Do wypadku doszło dzisiaj (3 sierpnia), na bocznicy kolejowej, około godz. 16:00. Według informacji z Policji mężczyzna (mieszkaniec Braniewa) jest pracownikiem PKP, pracuje jako manewrowy (choć informowano nas również, że jest ustawiaczem). Do zdarzenia doszło na terenie PKP, przy ul. Błotnej w Braniewie.
— Z nieustalonych przyczyn mężczyzna wpadł pod międzynarodowy skład towarowy relacji Braniewo-Mamonowo — informuje podinsp. Anna Kos, z Komendy Powiatowej Policji w Braniewie. — Mężczyzna był w trakcie pracy.

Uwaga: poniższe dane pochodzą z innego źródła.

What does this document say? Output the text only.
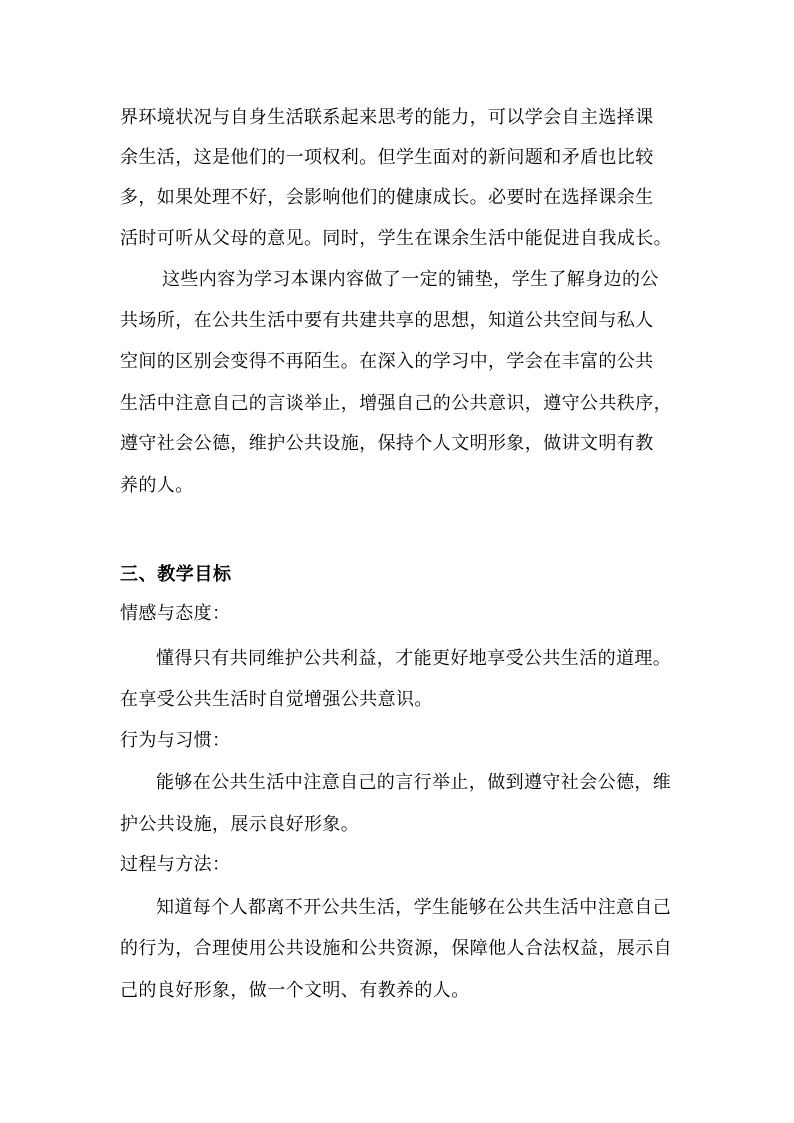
界环境状况与自身生活联系起来思考的能力，可以学会自主选择课
余生活，这是他们的一项权利。但学生面对的新问题和矛盾也比较
多，如果处理不好，会影响他们的健康成长。必要时在选择课余生
活时可听从父母的意见。同时，学生在课余生活中能促进自我成长。
这些内容为学习本课内容做了一定的铺垫，学生了解身边的公
共场所，在公共生活中要有共建共享的思想，知道公共空间与私人
空间的区别会变得不再陌生。在深入的学习中，学会在丰富的公共
生活中注意自己的言谈举止，增强自己的公共意识，遵守公共秩序，
遵守社会公德，维护公共设施，保持个人文明形象，做讲文明有教
养的人。
三、教学目标
情感与态度：
懂得只有共同维护公共利益，才能更好地享受公共生活的道理。
在享受公共生活时自觉增强公共意识。
行为与习惯：
能够在公共生活中注意自己的言行举止，做到遵守社会公德，维
护公共设施，展示良好形象。
过程与方法：
知道每个人都离不开公共生活，学生能够在公共生活中注意自己
的行为，合理使用公共设施和公共资源，保障他人合法权益，展示自
己的良好形象，做一个文明、有教养的人。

Był trzeźwy. Na miejscu wypadku pracowali policjanci i prokurator.
Według relacji strażaków obrażenia są poważne. W wyniku wypadku mężczyzna doznał amputacji dolnej części podudzia prawego oraz zmiażdżenia palców stopy lewej z częściową ich amputacją.
— Na miejsce wezwano strażaków z Komendy Powiatowej Państwowej Straży Pożarnej w Braniewie — mówi mł. bryg. Ireneusz Ścibiorek, oficer prasowy KP PSP w Braniewie. — Strażacy zabezpieczyli miejsce zdarzenia, ranny został przetransportowany po torowisku do karetki Zespoły Ratownictwa Medycznego i przewieziony na stadion w Braniewie, skąd śmigłowiec Lotniczego Pogotowia Ratunkowego z Olsztyna zabrał go do szpitala w Elblągu.
PRZYPOMNIJMY: to już drugi w przeciągu roku wypadek, gdy podczas prac na kolei dochodzi do tego typu wypadku. 10 sierpnia 57-letni mieszkaniec Braniewa pracujący w terminalu przeładunkowym wpadł pod koła przetaczanych wagonów. Mężczyzna stracił nogę.